Possibly, a taxpayer’s ability to claim the principal residence exemption on the sale of excess land may be supported in cases where that land can be shown to be necessary to the continued use and enjoyment of the property up to the time of its subdivision. Whether a parcel of land meets this criteria will rest on the facts, but the CRA has explicitly stated that land that was subject to specific zoning laws prohibiting it from being subdivided would qualify as part of the principal residence during that relevant time.
Note that the determination of whether subjacent land meets the criteria for principal residence must be applied on a year-by-year basis, with only those years in which the land can be shown to be necessary to the use and enjoyment of the property being eligible for the purposes of designating the property as a principal residence.
We’ve made significant renovations to our cottage, including a new roof and deck. Should we be keeping track of these expenses for income tax purposes?
It’s important to keep track of all these costs. What you spend on your cottage can have an impact on what you may ultimately pay in tax when you sell or dispose of it.
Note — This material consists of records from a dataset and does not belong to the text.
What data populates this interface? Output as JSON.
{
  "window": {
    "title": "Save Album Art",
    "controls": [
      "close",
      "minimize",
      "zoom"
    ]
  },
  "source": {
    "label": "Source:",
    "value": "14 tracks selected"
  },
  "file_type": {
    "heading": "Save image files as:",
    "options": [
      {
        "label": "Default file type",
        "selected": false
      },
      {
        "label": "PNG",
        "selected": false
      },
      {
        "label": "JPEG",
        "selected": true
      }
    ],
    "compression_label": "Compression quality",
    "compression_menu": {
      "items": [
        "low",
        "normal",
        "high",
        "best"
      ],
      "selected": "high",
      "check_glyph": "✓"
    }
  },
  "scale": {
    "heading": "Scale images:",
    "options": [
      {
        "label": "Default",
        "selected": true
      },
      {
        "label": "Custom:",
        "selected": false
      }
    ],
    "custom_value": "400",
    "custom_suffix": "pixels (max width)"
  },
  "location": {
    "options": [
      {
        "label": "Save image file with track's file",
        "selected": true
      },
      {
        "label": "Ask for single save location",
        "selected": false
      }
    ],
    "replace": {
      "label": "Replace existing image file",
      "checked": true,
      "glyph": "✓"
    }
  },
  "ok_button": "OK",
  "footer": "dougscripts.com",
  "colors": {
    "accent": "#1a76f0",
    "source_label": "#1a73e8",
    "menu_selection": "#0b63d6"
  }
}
When you eventually dispose of your cottage – either during your lifetime or at death – and the value of the property has appreciated, a gain is realized at that time on the difference between either the proceeds of sale (or the FMV of the cottage where the property is being transferred to a non-arm’s length party for less than its FMV) and the total of its ACB, and any selling costs. ACB refers to the aggregate of both the initial purchase price of the property plus any additional qualifying capital outlays made over the years you owned it. Note that if you inherited your cottage from anyone except your spouse, the initial cost will be the FMV of the cottage at the time you inherited it. There are also additional considerations if you or your spouse owned your cottage prior to 1972, or if you or your spouse made an election in 1994 to increase the ACB of your cottage by using the $100,000 capital gains exemption available at that time.
The excess of the proceeds of disposition, whether deemed or realized, over the ACB (and any selling costs) is generally a capital gain for income tax purposes. As previously discussed, the resulting gain can be reduced or eliminated, subject to the availability of the principal residence exemption. Where the principal residence exemption is unavailable, or insufficient to shelter the entire gain, half of the capital gain is included in your taxable income. Consequently, it may be beneficial to look for ways to minimize any gain by ensuring that the documented cost of the property is as complete as possible.
Determining what types of costs are capital costs, and thus added to the ACB of the property, can be confusing. The accompanying checklist can be used to identify the key elements to consider when determining the ACB of your cottage and the type of documentation you should retain to support those amounts.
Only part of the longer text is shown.